Nancy de haut en bas

Les photos datent déjà, et le Haut du Lièvre a pas mal changé depuis. Un jour de marché, j’étais sur ce quartier de «grands ensembles», j’habitais aux Trois Maisons, j’étais monté à pinces. Et donc je suis redescendu à pinces. Et c’était bien, parce que ce quartier, le Haut du Lièvre, qui m’a toujours accueilli pour diverses activités, malgré ses tas de problèmes, je l’aime bien, parce qu’il y a aussi plein de choses qui y vont bien, et plein de très chouettes personnes que je ne regrette pas d’avoir rencontré au cours des années.

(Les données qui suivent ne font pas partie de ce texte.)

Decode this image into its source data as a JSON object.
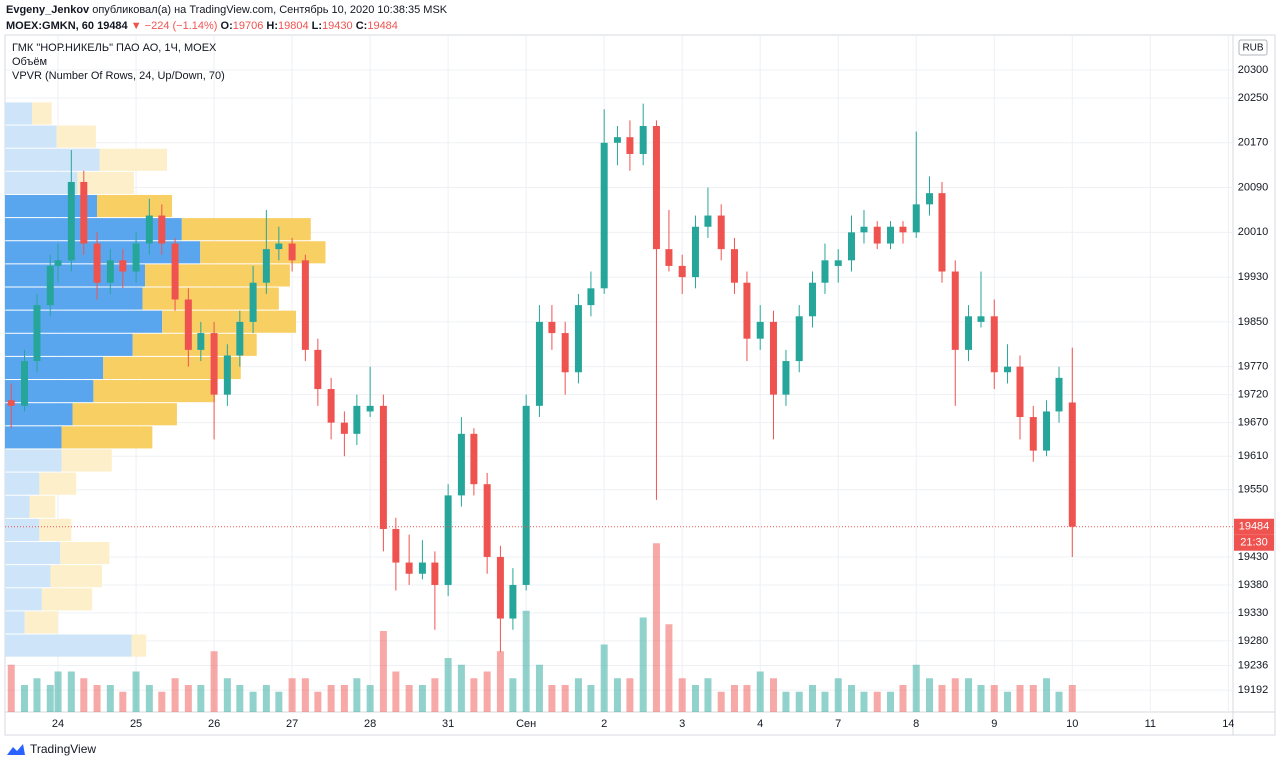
{
  "header": {
    "author": "Evgeny_Jenkov",
    "published": "опубликовал(а) на TradingView.com, Сентябрь 10, 2020 10:38:35 MSK",
    "symbol": "MOEX:GMKN, 60",
    "change": "▼ −224 (−1.14%)",
    "o_label": "O:",
    "h_label": "H:",
    "l_label": "L:",
    "c_label": "C:"
  },
  "brand": "TradingView",
  "chart_data": {
    "type": "candlestick",
    "legend": {
      "main": "ГМК \"НОР.НИКЕЛЬ\" ПАО АО, 1Ч, MOEX",
      "volume": "Объём",
      "vpvr": "VPVR (Number Of Rows, 24, Up/Down, 70)"
    },
    "currency": "RUB",
    "countdown": "21:30",
    "up_color": "#26a69a",
    "down_color": "#ef5350",
    "xlim": [
      -0.68,
      15.06
    ],
    "xticks": [
      {
        "value": 0,
        "label": "24"
      },
      {
        "value": 1,
        "label": "25"
      },
      {
        "value": 2,
        "label": "26"
      },
      {
        "value": 3,
        "label": "27"
      },
      {
        "value": 4,
        "label": "28"
      },
      {
        "value": 5,
        "label": "31"
      },
      {
        "value": 6,
        "label": "Сен"
      },
      {
        "value": 7,
        "label": "2"
      },
      {
        "value": 8,
        "label": "3"
      },
      {
        "value": 9,
        "label": "4"
      },
      {
        "value": 10,
        "label": "7"
      },
      {
        "value": 11,
        "label": "8"
      },
      {
        "value": 12,
        "label": "9"
      },
      {
        "value": 13,
        "label": "10"
      },
      {
        "value": 14,
        "label": "11"
      },
      {
        "value": 15,
        "label": "14"
      }
    ],
    "ylim": [
      19153,
      20359
    ],
    "yticks": [
      19192,
      19236,
      19280,
      19330,
      19380,
      19430,
      19550,
      19610,
      19670,
      19720,
      19770,
      19850,
      19930,
      20010,
      20090,
      20170,
      20250,
      20300
    ],
    "grid": true,
    "candles": {
      "x": [
        -0.6,
        -0.43,
        -0.27,
        -0.1,
        0,
        0.17,
        0.33,
        0.5,
        0.67,
        0.83,
        1,
        1.17,
        1.33,
        1.5,
        1.67,
        1.83,
        2,
        2.17,
        2.33,
        2.5,
        2.67,
        2.83,
        3,
        3.17,
        3.33,
        3.5,
        3.67,
        3.83,
        4,
        4.17,
        4.33,
        4.5,
        4.67,
        4.83,
        5,
        5.17,
        5.33,
        5.5,
        5.67,
        5.83,
        6,
        6.17,
        6.33,
        6.5,
        6.67,
        6.83,
        7,
        7.17,
        7.33,
        7.5,
        7.67,
        7.83,
        8,
        8.17,
        8.33,
        8.5,
        8.67,
        8.83,
        9,
        9.17,
        9.33,
        9.5,
        9.67,
        9.83,
        10,
        10.17,
        10.33,
        10.5,
        10.67,
        10.83,
        11,
        11.17,
        11.33,
        11.5,
        11.67,
        11.83,
        12,
        12.17,
        12.33,
        12.5,
        12.67,
        12.83,
        13
      ],
      "open": [
        19710,
        19700,
        19780,
        19880,
        19950,
        19960,
        20100,
        19990,
        19920,
        19960,
        19940,
        19990,
        20040,
        19990,
        19890,
        19800,
        19830,
        19720,
        19790,
        19850,
        19920,
        19980,
        19990,
        19960,
        19800,
        19730,
        19670,
        19650,
        19690,
        19700,
        19480,
        19420,
        19400,
        19420,
        19380,
        19540,
        19650,
        19560,
        19430,
        19320,
        19380,
        19700,
        19850,
        19830,
        19760,
        19880,
        19910,
        20170,
        20180,
        20150,
        20200,
        19980,
        19950,
        19930,
        20020,
        20040,
        19980,
        19920,
        19820,
        19850,
        19720,
        19780,
        19860,
        19920,
        19950,
        19960,
        20010,
        20020,
        19990,
        20020,
        20010,
        20060,
        20080,
        19940,
        19800,
        19850,
        19860,
        19760,
        19770,
        19680,
        19620,
        19690,
        19706
      ],
      "high": [
        19740,
        19800,
        19900,
        19970,
        19990,
        20157,
        20120,
        20010,
        19980,
        19980,
        20010,
        20070,
        20060,
        20000,
        19910,
        19850,
        19850,
        19810,
        19870,
        19950,
        20050,
        20020,
        20000,
        19970,
        19820,
        19750,
        19690,
        19720,
        19770,
        19720,
        19500,
        19470,
        19460,
        19440,
        19560,
        19680,
        19660,
        19580,
        19450,
        19410,
        19720,
        19880,
        19880,
        19850,
        19900,
        19940,
        20230,
        20200,
        20210,
        20240,
        20210,
        20050,
        19970,
        20040,
        20090,
        20060,
        20000,
        19940,
        19880,
        19870,
        19800,
        19880,
        19940,
        19990,
        19980,
        20040,
        20050,
        20030,
        20030,
        20030,
        20190,
        20110,
        20100,
        19960,
        19880,
        19940,
        19890,
        19810,
        19790,
        19700,
        19710,
        19770,
        19804
      ],
      "low": [
        19660,
        19690,
        19760,
        19860,
        19920,
        19940,
        19970,
        19890,
        19900,
        19910,
        19920,
        19970,
        19970,
        19870,
        19770,
        19780,
        19640,
        19700,
        19770,
        19830,
        19900,
        19960,
        19940,
        19780,
        19700,
        19640,
        19610,
        19630,
        19680,
        19440,
        19370,
        19380,
        19390,
        19300,
        19360,
        19520,
        19540,
        19400,
        19260,
        19300,
        19370,
        19680,
        19800,
        19720,
        19740,
        19860,
        19900,
        20130,
        20120,
        20130,
        19532,
        19940,
        19900,
        19910,
        20000,
        19960,
        19900,
        19780,
        19800,
        19640,
        19700,
        19760,
        19840,
        19900,
        19920,
        19940,
        19990,
        19980,
        19980,
        19990,
        20000,
        20040,
        19920,
        19700,
        19780,
        19840,
        19730,
        19740,
        19640,
        19600,
        19610,
        19670,
        19430
      ],
      "close": [
        19700,
        19780,
        19880,
        19950,
        19960,
        20100,
        19990,
        19920,
        19960,
        19940,
        19990,
        20040,
        19990,
        19890,
        19800,
        19830,
        19720,
        19790,
        19850,
        19920,
        19980,
        19990,
        19960,
        19800,
        19730,
        19670,
        19650,
        19700,
        19700,
        19480,
        19420,
        19400,
        19420,
        19380,
        19540,
        19650,
        19560,
        19430,
        19320,
        19380,
        19700,
        19850,
        19830,
        19760,
        19880,
        19910,
        20170,
        20180,
        20150,
        20200,
        19980,
        19950,
        19930,
        20020,
        20040,
        19980,
        19920,
        19820,
        19850,
        19720,
        19780,
        19860,
        19920,
        19960,
        19960,
        20010,
        20020,
        19990,
        20020,
        20010,
        20060,
        20080,
        19940,
        19800,
        19860,
        19860,
        19760,
        19770,
        19680,
        19620,
        19690,
        19750,
        19484
      ]
    },
    "volume": {
      "axis": "y2",
      "values": [
        7,
        4,
        5,
        4,
        6,
        6,
        5,
        4,
        4,
        3,
        6,
        4,
        3,
        5,
        4,
        4,
        9,
        5,
        4,
        3,
        4,
        3,
        5,
        5,
        3,
        4,
        4,
        5,
        4,
        12,
        6,
        4,
        4,
        5,
        8,
        7,
        5,
        6,
        9,
        5,
        15,
        7,
        4,
        4,
        5,
        4,
        10,
        5,
        5,
        14,
        25,
        13,
        5,
        4,
        5,
        3,
        4,
        4,
        6,
        5,
        3,
        3,
        4,
        3,
        5,
        4,
        3,
        3,
        3,
        4,
        7,
        5,
        4,
        5,
        5,
        4,
        4,
        3,
        4,
        4,
        5,
        3,
        4
      ]
    },
    "y2lim": [
      0,
      100
    ],
    "volume_profile": {
      "ylim": [
        19251,
        20243
      ],
      "xlim": [
        0,
        100
      ],
      "up_color": "#5aa6ee",
      "down_color": "#f8cf63",
      "up_color_outside": "#cde4f9",
      "down_color_outside": "#fdefc9",
      "up": [
        2.2,
        4.2,
        7.7,
        5.9,
        7.5,
        14.4,
        15.9,
        11.4,
        11.2,
        12.8,
        10.4,
        8.0,
        7.2,
        5.5,
        4.6,
        4.6,
        2.8,
        2.0,
        2.8,
        4.5,
        3.7,
        3.0,
        1.6,
        10.3
      ],
      "down": [
        1.6,
        3.2,
        5.5,
        4.6,
        6.1,
        10.5,
        10.2,
        11.8,
        11.1,
        10.9,
        10.1,
        11.2,
        9.9,
        8.5,
        7.4,
        4.1,
        3.0,
        2.1,
        2.6,
        4.0,
        4.2,
        4.1,
        2.7,
        1.2
      ],
      "value_area": [
        false,
        false,
        false,
        false,
        true,
        true,
        true,
        true,
        true,
        true,
        true,
        true,
        true,
        true,
        true,
        false,
        false,
        false,
        false,
        false,
        false,
        false,
        false,
        false
      ]
    }
  }
}
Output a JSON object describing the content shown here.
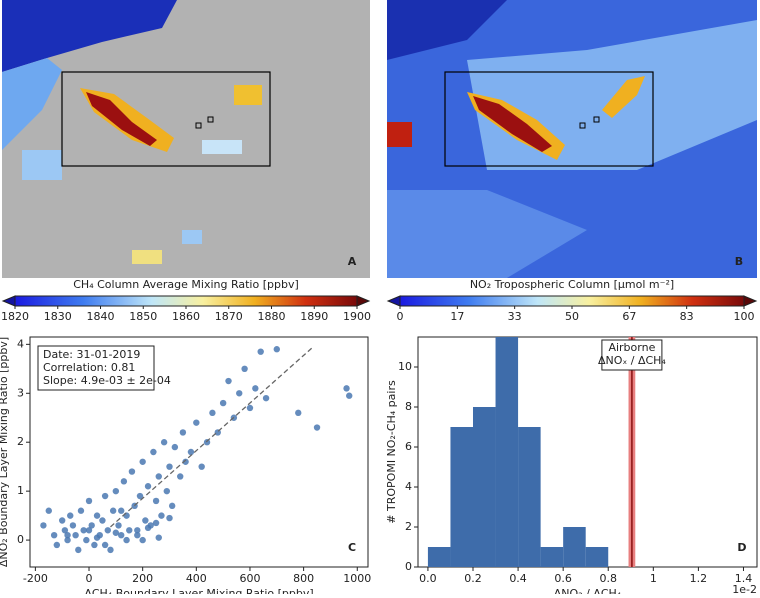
{
  "chart_data": [
    {
      "type": "map",
      "panel": "A",
      "colorbar": {
        "label": "CH₄ Column Average Mixing Ratio [ppbv]",
        "lim": [
          1820,
          1900
        ],
        "ticks": [
          1820,
          1830,
          1840,
          1850,
          1860,
          1870,
          1880,
          1890,
          1900
        ]
      }
    },
    {
      "type": "map",
      "panel": "B",
      "colorbar": {
        "label": "NO₂ Tropospheric Column [µmol m⁻²]",
        "lim": [
          0,
          100
        ],
        "ticks": [
          0,
          {
            "value": 16.67,
            "label": "17"
          },
          {
            "value": 33.33,
            "label": "33"
          },
          50,
          {
            "value": 66.67,
            "label": "67"
          },
          {
            "value": 83.33,
            "label": "83"
          },
          100
        ]
      }
    },
    {
      "type": "scatter",
      "panel": "C",
      "xlabel": "ΔCH₄ Boundary Layer Mixing Ratio [ppbv]",
      "ylabel": "ΔNO₂ Boundary Layer Mixing Ratio [ppbv]",
      "xlim": [
        -220,
        1040
      ],
      "ylim": [
        -0.55,
        4.15
      ],
      "xticks": [
        -200,
        0,
        200,
        400,
        600,
        800,
        1000
      ],
      "yticks": [
        0,
        1,
        2,
        3,
        4
      ],
      "color": "#4a78b2",
      "annotation": [
        "Date: 31-01-2019",
        "Correlation: 0.81",
        "Slope: 4.9e-03 ± 2e-04"
      ],
      "fit_line": {
        "x": [
          80,
          830
        ],
        "y": [
          0.27,
          3.92
        ]
      },
      "x": [
        -170,
        -150,
        -130,
        -120,
        -100,
        -90,
        -80,
        -70,
        -60,
        -50,
        -40,
        -30,
        -20,
        -10,
        0,
        10,
        20,
        30,
        40,
        50,
        60,
        70,
        80,
        90,
        100,
        110,
        120,
        130,
        140,
        150,
        160,
        170,
        180,
        190,
        200,
        210,
        220,
        230,
        240,
        250,
        260,
        270,
        280,
        290,
        300,
        310,
        320,
        340,
        350,
        360,
        380,
        400,
        420,
        440,
        460,
        480,
        500,
        520,
        540,
        560,
        580,
        600,
        620,
        640,
        660,
        700,
        780,
        850,
        960,
        970,
        30,
        60,
        100,
        140,
        180,
        220,
        260,
        300,
        -80,
        0,
        120,
        200,
        250
      ],
      "y": [
        0.3,
        0.6,
        0.1,
        -0.1,
        0.4,
        0.2,
        0.0,
        0.5,
        0.3,
        0.1,
        -0.2,
        0.6,
        0.2,
        0.0,
        0.8,
        0.3,
        -0.1,
        0.5,
        0.1,
        0.4,
        0.9,
        0.2,
        -0.2,
        0.6,
        1.0,
        0.3,
        0.1,
        1.2,
        0.5,
        0.2,
        1.4,
        0.7,
        0.1,
        0.9,
        1.6,
        0.4,
        1.1,
        0.3,
        1.8,
        0.8,
        1.3,
        0.5,
        2.0,
        1.0,
        1.5,
        0.7,
        1.9,
        1.3,
        2.2,
        1.6,
        1.8,
        2.4,
        1.5,
        2.0,
        2.6,
        2.2,
        2.8,
        3.25,
        2.5,
        3.0,
        3.5,
        2.7,
        3.1,
        3.85,
        2.9,
        3.9,
        2.6,
        2.3,
        3.1,
        2.95,
        0.05,
        -0.1,
        0.15,
        0.0,
        0.2,
        0.25,
        0.05,
        0.45,
        0.1,
        0.2,
        0.6,
        0.0,
        0.35
      ]
    },
    {
      "type": "histogram",
      "panel": "D",
      "xlabel": "ΔNO₂ / ΔCH₄",
      "ylabel": "# TROPOMI NO₂-CH₄ pairs",
      "x_offset_label": "1e-2",
      "xlim": [
        -0.044,
        1.46
      ],
      "ylim": [
        0,
        11.5
      ],
      "xticks": [
        {
          "value": 0,
          "label": "0.0"
        },
        0.2,
        0.4,
        0.6,
        0.8,
        1,
        1.2,
        1.4
      ],
      "yticks": [
        0,
        2,
        4,
        6,
        8,
        10
      ],
      "color": "#3e6caa",
      "bins": [
        0,
        0.1,
        0.2,
        0.3,
        0.4,
        0.5,
        0.6,
        0.7,
        0.8
      ],
      "counts": [
        1,
        7,
        8,
        12,
        7,
        1,
        2,
        1
      ],
      "reference": {
        "x": [
          0.89,
          0.92
        ],
        "label": [
          "Airborne",
          "ΔNOₓ / ΔCH₄"
        ]
      }
    }
  ]
}
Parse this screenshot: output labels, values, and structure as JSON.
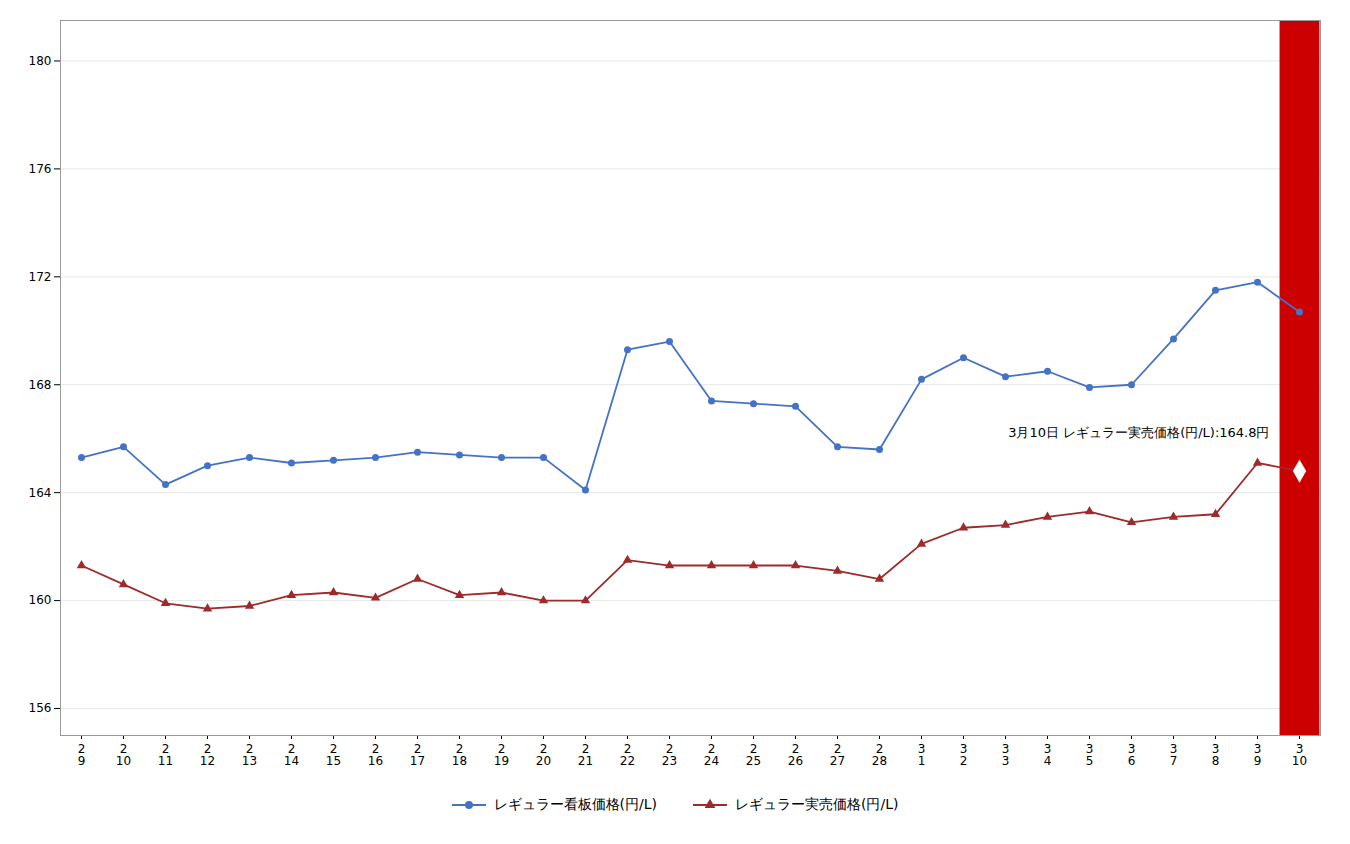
{
  "chart_data": {
    "type": "line",
    "categories": [
      "2\n9",
      "2\n10",
      "2\n11",
      "2\n12",
      "2\n13",
      "2\n14",
      "2\n15",
      "2\n16",
      "2\n17",
      "2\n18",
      "2\n19",
      "2\n20",
      "2\n21",
      "2\n22",
      "2\n23",
      "2\n24",
      "2\n25",
      "2\n26",
      "2\n27",
      "2\n28",
      "3\n1",
      "3\n2",
      "3\n3",
      "3\n4",
      "3\n5",
      "3\n6",
      "3\n7",
      "3\n8",
      "3\n9",
      "3\n10"
    ],
    "series": [
      {
        "name": "レギュラー看板価格(円/L)",
        "color": "#4472C4",
        "marker": "circle",
        "values": [
          165.3,
          165.7,
          164.3,
          165.0,
          165.3,
          165.1,
          165.2,
          165.3,
          165.5,
          165.4,
          165.3,
          165.3,
          164.1,
          169.3,
          169.6,
          167.4,
          167.3,
          167.2,
          165.7,
          165.6,
          168.2,
          169.0,
          168.3,
          168.5,
          167.9,
          168.0,
          169.7,
          171.5,
          171.8,
          170.7
        ]
      },
      {
        "name": "レギュラー実売価格(円/L)",
        "color": "#9E2A2B",
        "marker": "triangle",
        "values": [
          161.3,
          160.6,
          159.9,
          159.7,
          159.8,
          160.2,
          160.3,
          160.1,
          160.8,
          160.2,
          160.3,
          160.0,
          160.0,
          161.5,
          161.3,
          161.3,
          161.3,
          161.3,
          161.1,
          160.8,
          162.1,
          162.7,
          162.8,
          163.1,
          163.3,
          162.9,
          163.1,
          163.2,
          165.1,
          164.8
        ]
      }
    ],
    "ylim": [
      155.0,
      181.5
    ],
    "yticks": [
      156,
      160,
      164,
      168,
      172,
      176,
      180
    ],
    "grid": true,
    "legend": "bottom",
    "annotations": [
      {
        "text": "3月10日 レギュラー実売価格(円/L):164.8円",
        "x": "3\n10",
        "y": 164.8,
        "color": "#CC0000"
      }
    ]
  }
}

Aujourd’hui j’y suis toujours régulièrement, et il a toujours des problèmes, et il est toujours aussi beau et je l’aime toujours autant. Mais sachons raison gardons, ces photos montrent aussi beaucoup «la redescente en bas» (comme ça on est bien sûr qu’on est en Lorraine).

Nancy: rue Marcelle Dorr et quai Ligier-Richier

La rue Marcelle Dorr, c’est une rue oubliée. Portée disparue. Inexistante. Elle court le long de la voie ferrée, vers le nord, pour se terminer sous les murs du Grand Sauvoy. Elle prolonge le quai Ligier-Richier. Plus personne ne l’emprunte que les résidents du Grand Sauvoy, quelques rares joggers, deux trois tox, des promeneurs de chiens ou des collégiens d’Alfred Mézières qui coupent par le parc de l’ancienne Ecole Normale désaffectée pour rejoindre Scarpone. L’Ecole Normale, tiens. Du temps que ça tournait, les élèves instituteurs devaient animer encore le quartier, et lui donner de la vie aux moments pendulaires, comme qui dirait.

Aujourd’hui, la rue Marcelle Dorr, c’est un peu le désert, et c’est un peu triste. On porte le regard vers Ligier-Richier, pour voir passer les voitures qui débouchent de la rue Jean-Baptiste Thierry Solet ou de la rue Alix le Clerc, pour tourner invariablement à droite au bout, vers la ville qui bat son plein. Jamais vers Marcelle Dorr, ou alors pour se garer et filer au plus vite.